Keke Chen and Ling Liu: A Visual Framework Invites Human into the Clustering Process. SSDBM2003, Boston, MA, 2003

Download and install VISTA. Be aware that you need to install Java 2 in order to run VISTA system.
Read the online documentation and try to use the tool with the sample datasets in the VISTA package. Learn how to manipulate the visualization and find the interesting result.
Find one dataset in some interesting areas, such as intrusion detection, security, web systems and bioinformatics, which has irregular cluster distribution shown by VISTA system. The dataset should be in format of row by column, where each column represents a feature and each row represents the features of one entity. Check the sample datasets to see the format. Numerical data is preferred in your experiment, although VISTA can also deal with some categorical values. If there are documented clusters, contrast the documented clusters and the clusters you observed with VISTA system and find the difference – are there any clusters in irregular shape?

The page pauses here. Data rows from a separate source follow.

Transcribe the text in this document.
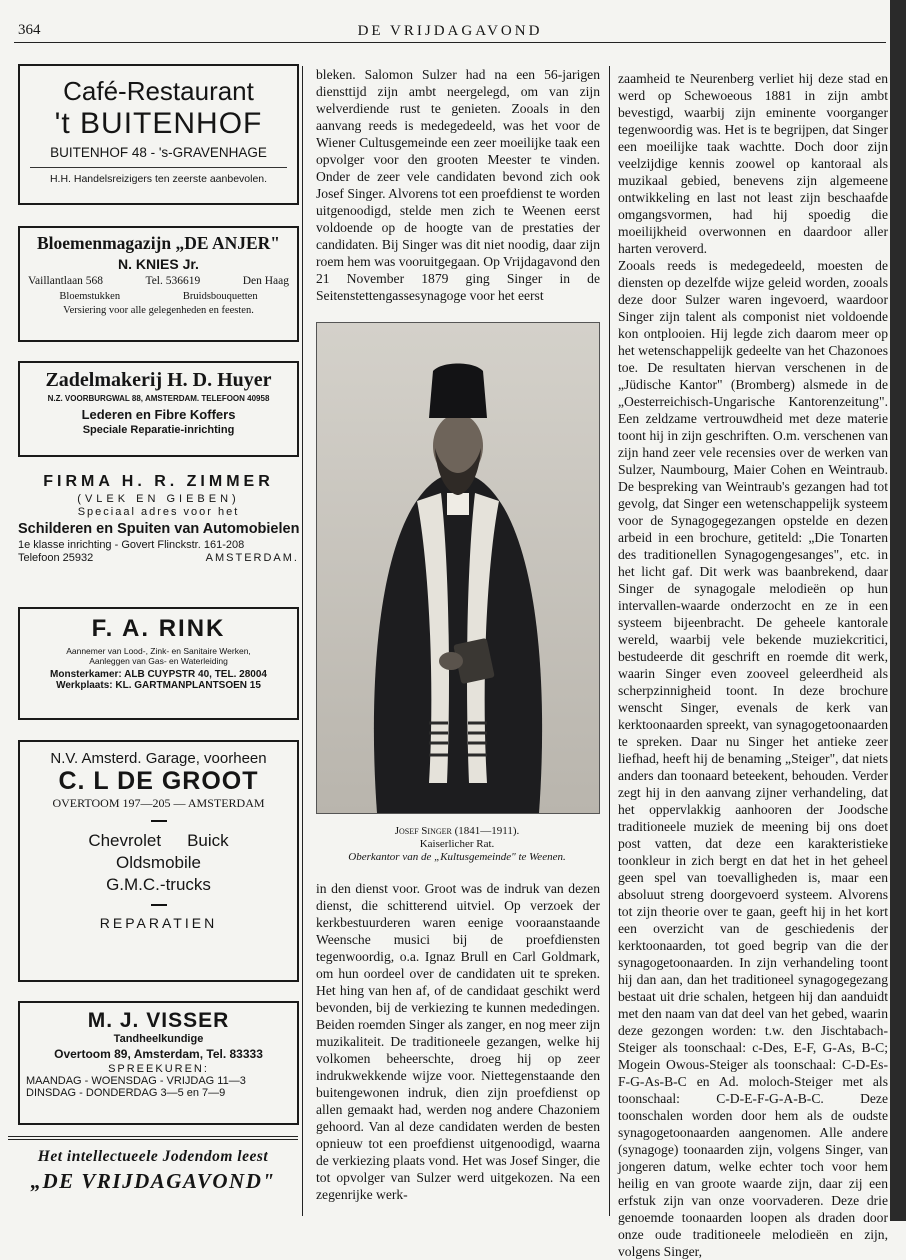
364	DE VRIJDAGAVOND
Café-Restaurant
't BUITENHOF
BUITENHOF 48 - 's-GRAVENHAGE
H.H. Handelsreizigers ten zeerste aanbevolen.
Bloemenmagazijn „DE ANJER"
N. KNIES Jr.
Vaillantlaan 568	Tel. 536619	Den Haag
Bloemstukken	Bruidsbouquetten
Versiering voor alle gelegenheden en feesten.
Zadelmakerij H. D. Huyer
N.Z. VOORBURGWAL 88, AMSTERDAM. TELEFOON 40958
Lederen en Fibre Koffers
Speciale Reparatie-inrichting
FIRMA H. R. ZIMMER
(VLEK EN GIEBEN)
Speciaal adres voor het
Schilderen en Spuiten van Automobielen
1e klasse inrichting - Govert Flinckstr. 161-208
Telefoon 25932	AMSTERDAM.
F. A. RINK
Aannemer van Lood-, Zink- en Sanitaire Werken,
Aanleggen van Gas- en Waterleiding
Monsterkamer: ALB CUYPSTR 40, TEL. 28004
Werkplaats: KL. GARTMANPLANTSOEN 15
N.V. Amsterd. Garage, voorheen
C. L DE GROOT
OVERTOOM 197—205 — AMSTERDAM
Chevrolet Buick
Oldsmobile
G.M.C.-trucks
REPARATIEN
M. J. VISSER
Tandheelkundige
Overtoom 89, Amsterdam, Tel. 83333
SPREEKUREN:
MAANDAG - WOENSDAG - VRIJDAG 11—3
DINSDAG - DONDERDAG 3—5 en 7—9
Het intellectueele Jodendom leest
„DE VRIJDAGAVOND"

bleken. Salomon Sulzer had na een 56-jarigen diensttijd zijn ambt neergelegd, om van zijn welverdiende rust te genieten. Zooals in den aanvang reeds is medegedeeld, was het voor de Wiener Cultusgemeinde een zeer moeilijke taak een opvolger voor den grooten Meester te vinden. Onder de zeer vele candidaten bevond zich ook Josef Singer. Alvorens tot een proefdienst te worden uitgenoodigd, stelde men zich te Weenen eerst voldoende op de hoogte van de prestaties der candidaten. Bij Singer was dit niet noodig, daar zijn roem hem was vooruitgegaan. Op Vrijdagavond den 21 November 1879 ging Singer in de Seitenstettengassesynagoge voor het eerst

Josef Singer (1841—1911).
Kaiserlicher Rat.
Oberkantor van de „Kultusgemeinde" te Weenen.

in den dienst voor. Groot was de indruk van dezen dienst, die schitterend uitviel. Op verzoek der kerkbestuurderen waren eenige vooraanstaande Weensche musici bij de proefdiensten tegenwoordig, o.a. Ignaz Brull en Carl Goldmark, om hun oordeel over de candidaten uit te spreken. Het hing van hen af, of de candidaat geschikt werd bevonden, bij de verkiezing te kunnen mededingen. Beiden roemden Singer als zanger, en nog meer zijn muzikaliteit. De traditioneele gezangen, welke hij volkomen beheerschte, droeg hij op zeer indrukwekkende wijze voor. Niettegenstaande den buitengewonen indruk, dien zijn proefdienst op allen gemaakt had, werden nog andere Chazoniem gehoord. Van al deze candidaten werden de besten opnieuw tot een proefdienst uitgenoodigd, waarna de verkiezing plaats vond. Het was Josef Singer, die tot opvolger van Sulzer werd uitgekozen. Na een zegenrijke werk-

zaamheid te Neurenberg verliet hij deze stad en werd op Schewoeous 1881 in zijn ambt bevestigd, waarbij zijn eminente voorganger tegenwoordig was. Het is te begrijpen, dat Singer een moeilijke taak wachtte. Doch door zijn veelzijdige kennis zoowel op kantoraal als muzikaal gebied, benevens zijn algemeene ontwikkeling en last not least zijn beschaafde omgangsvormen, had hij spoedig die moeilijkheid overwonnen en daardoor aller harten veroverd.

Zooals reeds is medegedeeld, moesten de diensten op dezelfde wijze geleid worden, zooals deze door Sulzer waren ingevoerd, waardoor Singer zijn talent als componist niet voldoende kon ontplooien. Hij legde zich daarom meer op het wetenschappelijk gedeelte van het Chazonoes toe. De resultaten hiervan verschenen in de „Jüdische Kantor" (Bromberg) alsmede in de „Oesterreichisch-Ungarische Kantorenzeitung". Een zeldzame vertrouwdheid met deze materie toont hij in zijn geschriften. O.m. verschenen van zijn hand zeer vele recensies over de werken van Sulzer, Naumbourg, Maier Cohen en Weintraub. De bespreking van Weintraub's gezangen had tot gevolg, dat Singer een wetenschappelijk systeem voor de Synagogegezangen opstelde en dezen arbeid in een brochure, getiteld: „Die Tonarten des traditionellen Synagogengesanges", etc. in het licht gaf. Dit werk was baanbrekend, daar Singer de synagogale melodieën op hun intervallen-waarde onderzocht en ze in een systeem bijeenbracht. De geheele kantorale wereld, waarbij vele bekende muziekcritici, bestudeerde dit geschrift en roemde dit werk, waarin Singer even zooveel geleerdheid als scherpzinnigheid toont. In deze brochure wenscht Singer, evenals de kerk van kerktoonaarden spreekt, van synagogetoonaarden te spreken. Daar nu Singer het antieke zeer liefhad, heeft hij de benaming „Steiger", dat niets anders dan toonaard beteekent, behouden. Verder zegt hij in den aanvang zijner verhandeling, dat het oppervlakkig aanhooren der Joodsche traditioneele muziek de meening bij ons doet post vatten, dat deze een karakteristieke toonkleur in zich bergt en dat het in het geheel geen spel van toevalligheden is, maar een absoluut streng doorgevoerd systeem. Alvorens tot zijn theorie over te gaan, geeft hij in het kort een overzicht van de geschiedenis der kerktoonaarden, tot goed begrip van die der synagogetoonaarden. In zijn verhandeling toont hij dan aan, dan het traditioneel synagogegezang bestaat uit drie schalen, hetgeen hij dan aanduidt met den naam van dat deel van het gebed, waarin deze gezongen worden: t.w. den Jischtabach-Steiger als toonschaal: c-Des, E-F, G-As, B-C; Mogein Owous-Steiger als toonschaal: C-D-Es-F-G-As-B-C en Ad. moloch-Steiger met als toonschaal: C-D-E-F-G-A-B-C. Deze toonschalen worden door hem als de oudste synagogetoonaarden aangenomen. Alle andere (synagoge) toonaarden zijn, volgens Singer, van jongeren datum, welke echter toch voor hem heilig en van groote waarde zijn, daar zij een erfstuk zijn van onze voorvaderen. Deze drie genoemde toonaarden loopen als draden door onze oude traditioneele melodieën en zijn, volgens Singer,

Which clusters are close? Which clusters seem in one big cluster? Any hierarchical cluster structure? Can you use the domain knowledge about the data to explain your findings? If not, what is the inconsistency between your findings and the domain knowledge, and how to interpret it?
Save the interesting screen shots.

Deliverables

The dataset you used and a report including:

· a description of the dataset you used,

· the interpretation of clusters,

· any domain knowledge about the dataset,

· your findings and the screen shots

· discussion about the difference and consistency between your findings and the documentation, if there is documentation about the cluster distribution.

· the parameter setting of the interesting visualizations ( alpha values, theta values and zooming factor. Note: alpha and theta values are estimated with the visualization)

Evaluation
Based on the report turned in to the sponsor of the project by the due date.